Apostoł Jan też pisał o niebezpieczeństwie zwiedzenia już po staniu się Nowym Stworzeniem. Jego oświadczenie jest: „Niechaj was nikt nie zwodzi; kto czyni sprawiedliwość, sprawiedliwy jest, jako i On sprawiedliwy – jest. Kto czyni grzech, z diabła jest; gdyż od początku diabeł grzeszy. Na to się objawił Syn Boży, aby zepsował uczynki diabelskie” – 1 Jana 3:7,8. Apostoł nie mówi tu o takim, którego serce jest wierne Bogu a tylko chwilowo znalazł się w złem, bo o takich oświadczył, że jest dla nich przebaczenie, z powodu ich słabości lub nieświadomości w danym wypadku. Mówił to jednak o grzeszeniu rozmyślnie, z nieczystych, niesprawiedliwych intencyj serca. Św. Jan wyraził tu ona zasadniczą prawdę, że są tylko dwie strony owej sprawy – szatan jest po stronie grzechu i ci co miłują grzech i dobrowolnie grzeszą, są po jego stronie.

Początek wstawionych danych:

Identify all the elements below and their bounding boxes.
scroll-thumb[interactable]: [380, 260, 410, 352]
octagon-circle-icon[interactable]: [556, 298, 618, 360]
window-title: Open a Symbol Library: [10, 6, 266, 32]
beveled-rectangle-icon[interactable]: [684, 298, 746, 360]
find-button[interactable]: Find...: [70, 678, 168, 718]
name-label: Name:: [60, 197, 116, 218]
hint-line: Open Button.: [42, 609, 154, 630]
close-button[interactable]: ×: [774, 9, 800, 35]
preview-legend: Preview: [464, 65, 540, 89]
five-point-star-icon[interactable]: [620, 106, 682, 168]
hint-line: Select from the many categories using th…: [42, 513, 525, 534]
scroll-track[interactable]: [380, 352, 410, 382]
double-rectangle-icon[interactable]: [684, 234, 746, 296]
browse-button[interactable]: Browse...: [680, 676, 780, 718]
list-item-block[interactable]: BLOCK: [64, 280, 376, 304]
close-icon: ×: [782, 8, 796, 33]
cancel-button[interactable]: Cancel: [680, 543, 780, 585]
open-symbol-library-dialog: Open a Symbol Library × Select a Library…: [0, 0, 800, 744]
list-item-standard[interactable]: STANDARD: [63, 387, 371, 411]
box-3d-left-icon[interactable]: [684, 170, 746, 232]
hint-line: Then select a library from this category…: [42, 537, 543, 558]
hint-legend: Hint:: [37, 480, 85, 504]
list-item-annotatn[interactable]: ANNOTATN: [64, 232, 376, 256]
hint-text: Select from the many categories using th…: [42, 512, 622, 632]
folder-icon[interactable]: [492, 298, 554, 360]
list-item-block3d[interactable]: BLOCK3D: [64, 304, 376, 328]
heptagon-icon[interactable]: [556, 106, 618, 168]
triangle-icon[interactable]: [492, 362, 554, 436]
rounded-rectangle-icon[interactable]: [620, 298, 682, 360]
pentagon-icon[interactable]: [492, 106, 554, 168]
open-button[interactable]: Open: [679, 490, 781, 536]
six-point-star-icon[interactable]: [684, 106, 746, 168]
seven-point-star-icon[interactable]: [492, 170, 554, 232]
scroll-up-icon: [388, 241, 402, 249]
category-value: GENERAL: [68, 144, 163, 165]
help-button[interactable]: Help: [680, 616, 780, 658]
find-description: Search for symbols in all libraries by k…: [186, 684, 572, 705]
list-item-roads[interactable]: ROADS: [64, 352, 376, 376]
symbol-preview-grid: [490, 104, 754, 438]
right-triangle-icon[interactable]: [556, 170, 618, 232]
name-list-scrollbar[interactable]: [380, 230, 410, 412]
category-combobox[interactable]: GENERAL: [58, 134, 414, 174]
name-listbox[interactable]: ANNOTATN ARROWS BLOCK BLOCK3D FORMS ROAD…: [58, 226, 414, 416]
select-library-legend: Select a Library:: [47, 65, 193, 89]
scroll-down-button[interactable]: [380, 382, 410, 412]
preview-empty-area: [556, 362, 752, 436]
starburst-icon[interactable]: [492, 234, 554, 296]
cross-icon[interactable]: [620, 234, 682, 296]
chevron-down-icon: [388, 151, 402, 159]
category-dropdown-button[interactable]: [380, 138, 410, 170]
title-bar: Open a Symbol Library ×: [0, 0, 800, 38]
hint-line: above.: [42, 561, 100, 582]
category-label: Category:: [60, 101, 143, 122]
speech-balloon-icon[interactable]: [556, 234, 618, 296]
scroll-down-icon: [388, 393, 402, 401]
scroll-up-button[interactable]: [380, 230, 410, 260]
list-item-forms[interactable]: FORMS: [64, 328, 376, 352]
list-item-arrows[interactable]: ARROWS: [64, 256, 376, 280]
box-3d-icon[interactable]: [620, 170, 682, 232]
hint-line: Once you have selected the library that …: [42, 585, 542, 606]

Po drugiej stronie tej kwestii są Ojciec Niebieski i Pan nasz Jezus Chrystus, który dał Samego Siebie na Okup za ludzkość, aby zniszczyć szatana i wszystkich, którzy wraz z nim sprzeciwiają się Bogu i Jego sprawiedliwym zarządzeniom.

BADAJMY SAMYCH SIEBIE

Apostoł dalej pisze: „Wszelki co się narodził (został spłodzony) z Boga, grzechu nie czyni, iż nasienie Jego w nim zostaje, i nie może grzeszyć, iż z Boga narodzony (spłodzony) jest.” Myślą tego jest, że spłodzony z dobrego słowa prawdy i z Ducha świętego, nie może, dokąd ów duch prawdy i duch Pański w nim żyje, rozmyślnie powrócić do grzechu i dobrowolnie grzeszyć. Gdyby taki świadomie i rozmyślnie powrócił do grzechu, byłoby jawnym dowodem, że to nasienie, ten Duch święty, którym był spłodzony jako dziecko Boże, zamarł.

Apostoł dodaje: „Po tym poznać dziatki Boże i dzieci diabelskie. Wszelki, który nie czyni sprawiedliwości, nie jest, z Boga i który nie miłuje brata swego.” Tu znowu nakreślona jest wyraźnie różnica między dziećmi Bożymi a dziećmi diabelskimi. Wszyscy będący po stronie sprawiedliwości, są po stronie Boga. Tacy będą miłowali sprawiedliwość, a sprzeciwiać się będą samolubstwu i grzechowi w jakimkolwiek znaczeniu; a opozycja ich będzie według ich sposobności i polecenia. Lecz i to nie jest wystarczającym; oni muszą mieć takie zamiłowanie do sprawiedliwości i prawdy, które pobudziłoby ich do poświęcenia swoich praw dla Pana, lub dla któregokolwiek z braci. Jeżeliśmy poznali, że Bóg jest łaskawym i dobrym, to poznaliśmy również, że On jest też sprawiedliwym i w znaczeniu tego słowa, jest srogim. Przeto radując się z Boskich łask dopilnujmy aby ostrożnie postępować; aby nasze życie nie było według ciała, co w mniejszym lub większym stopniu prowadziłoby nas do śmierci, ale starajmy się żyć według ducha, według sprawiedliwości i według prawdy, co, pod Pańskim błogosławieństwem i kierownictwem, prowadzi nas do życia wiecznego i do zaszczytów i chwały w Królestwie z naszym drogim Odkupicielem.